SuperMeme: Why is the ‘alt text’ badge hijacking dividing users on Twitter?

(ETX Daily Up) – The image is on Twitter, with its white background, the two words “Click Here” and an arrow, pointing to the lower left towards the “ALT” badge. Taken up by many brands and users, this meme is still controversial on the social network and we’ll explain why. It’s our SuperMeme of the week.

It’s the same trend on Twitter at the beginning of May. Very simple in appearance, a white background with two words ‘Click Here’ written on it and an arrow pointing to the bottom left corner of the image where the ‘ALT’ badge is placed. This badge is actually the “alt text” option. By clicking on it, all users will then have access to the text.

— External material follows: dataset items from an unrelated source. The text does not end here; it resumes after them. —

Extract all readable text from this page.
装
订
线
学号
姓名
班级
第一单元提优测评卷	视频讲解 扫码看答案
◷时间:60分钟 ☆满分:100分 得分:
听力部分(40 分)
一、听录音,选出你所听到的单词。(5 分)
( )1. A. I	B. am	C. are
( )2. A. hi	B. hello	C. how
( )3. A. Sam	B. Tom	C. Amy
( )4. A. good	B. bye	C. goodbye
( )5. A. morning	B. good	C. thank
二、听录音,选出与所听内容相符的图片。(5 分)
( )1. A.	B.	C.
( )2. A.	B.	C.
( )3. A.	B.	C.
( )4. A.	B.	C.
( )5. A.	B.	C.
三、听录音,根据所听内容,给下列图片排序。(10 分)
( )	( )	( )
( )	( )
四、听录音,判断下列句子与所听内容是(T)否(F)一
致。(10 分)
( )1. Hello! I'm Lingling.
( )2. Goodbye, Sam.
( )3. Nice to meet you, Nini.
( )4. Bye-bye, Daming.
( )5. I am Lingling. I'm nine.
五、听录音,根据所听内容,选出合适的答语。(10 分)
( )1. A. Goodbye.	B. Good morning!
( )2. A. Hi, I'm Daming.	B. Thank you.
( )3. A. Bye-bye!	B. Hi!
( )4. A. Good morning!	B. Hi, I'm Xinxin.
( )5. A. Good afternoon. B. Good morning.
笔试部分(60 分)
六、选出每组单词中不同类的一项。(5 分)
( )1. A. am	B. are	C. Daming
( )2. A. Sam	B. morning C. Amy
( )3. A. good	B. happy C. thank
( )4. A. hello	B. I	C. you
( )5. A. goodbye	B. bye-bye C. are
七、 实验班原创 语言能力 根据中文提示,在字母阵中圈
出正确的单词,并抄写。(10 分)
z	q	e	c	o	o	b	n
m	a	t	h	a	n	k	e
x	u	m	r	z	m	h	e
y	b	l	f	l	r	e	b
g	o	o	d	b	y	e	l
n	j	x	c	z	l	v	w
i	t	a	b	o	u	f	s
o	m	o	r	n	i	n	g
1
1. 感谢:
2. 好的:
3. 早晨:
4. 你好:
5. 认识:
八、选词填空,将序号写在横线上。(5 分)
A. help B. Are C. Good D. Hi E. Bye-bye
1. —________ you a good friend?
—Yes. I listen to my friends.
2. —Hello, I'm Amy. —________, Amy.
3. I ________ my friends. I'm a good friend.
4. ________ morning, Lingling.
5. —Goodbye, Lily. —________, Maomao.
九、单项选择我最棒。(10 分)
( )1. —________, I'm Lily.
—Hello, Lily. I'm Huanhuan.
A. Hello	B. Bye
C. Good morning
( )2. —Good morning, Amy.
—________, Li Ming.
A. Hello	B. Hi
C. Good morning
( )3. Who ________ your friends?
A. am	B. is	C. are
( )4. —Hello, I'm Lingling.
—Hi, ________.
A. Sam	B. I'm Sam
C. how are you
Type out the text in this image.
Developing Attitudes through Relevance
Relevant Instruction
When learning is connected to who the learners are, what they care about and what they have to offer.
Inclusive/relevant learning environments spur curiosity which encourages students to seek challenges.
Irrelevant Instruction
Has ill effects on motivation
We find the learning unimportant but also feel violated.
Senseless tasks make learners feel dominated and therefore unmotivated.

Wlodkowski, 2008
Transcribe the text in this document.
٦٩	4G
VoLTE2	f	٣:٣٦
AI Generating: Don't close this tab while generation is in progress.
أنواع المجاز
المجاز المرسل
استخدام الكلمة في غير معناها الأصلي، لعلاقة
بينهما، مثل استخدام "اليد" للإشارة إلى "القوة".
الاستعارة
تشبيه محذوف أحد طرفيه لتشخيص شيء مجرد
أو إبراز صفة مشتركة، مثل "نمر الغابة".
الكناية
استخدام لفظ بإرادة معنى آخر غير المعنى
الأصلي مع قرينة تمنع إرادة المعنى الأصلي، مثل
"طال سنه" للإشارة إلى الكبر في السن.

internet users can activate this option when publishing an image to add a description to the visual, which in particular allows visually impaired or blind users to use a speech synthesis to read it. Here’s what Twitter says: “Add descriptions: You can add a description, also known as alt text, to your photos to make them accessible to even more people, including people who are blind or visually impaired. Good descriptions are succinct, but they tell you what’s on in the photo. on your photos accurately and allows you to understand the context”.

The image has been used by many brand accounts such as Ligue 1 Uber Eats or Logitech and even by the city of Paris, but indirectly, so much so that it has gone viral on the social network. And it is precisely this point that has divided Twitter users. Instead of adding an exact description of the image, some users have decided to playfully ride the trend. The Paris2024 account thus added a description unrelated to the image but in connection with the 2024 Olympics: “451 days before the Olympic Games 484 days before the Paralympic Games”. In the meantime, the Ligue 1 account Uber Eats has decided to use the option to launch a match: “Who will be the 1st scorer of TFC-RCL? (tonight at 21). Two seats for the J35 match of your choice to win – Comment with the name of the 1st scorer + the match you want to see”. Just like the Logitech G France account which has chosen to offer a reduction: “promo code of 35% if you guess the CM’s favorite game”.

Which was not at all to the taste of some users who reported this misuse: “The cm should above all stop using alt text to make jokes, there are people with screen readers for whom it is important that it is used correctly ?” commented the user @Moeani_. “Couldn’t enter image description other than shooting a trend, no surprise.”, he wrote Clemency in response to the publication of the Ligue 1 Uber Eats account. This even led to an exchange between a user and the Paris2024 account: “It is disappointing that you use ALT text (an accessibility tool for the visually impaired and blind) to a meme. The ALT text should explain what’s in the image. You didn’t, which rules out people who are blind.” joked the user. Chris Kyle. To which the Paris2024 account replied: “We use it as soon as possible to explain what is in our photos. You can consult Chris and we will try to continue until the end of the Games.” An answer that was not enough for the user who concluded by saying: “But the alt text does not explain what is in your photo in that tweet. You are only using it as a joke”.

While many users and brands have succumbed to this trend, some have still taken advantage of this buzz to make good use of the “alt text” option and benefit from the algorithm. This is the case with the account of the NBA basketball team, the Golden State Warriors. They opted to add a description of a photo of Stephen Curry indicating, that he has garnered more than 31,000 likes.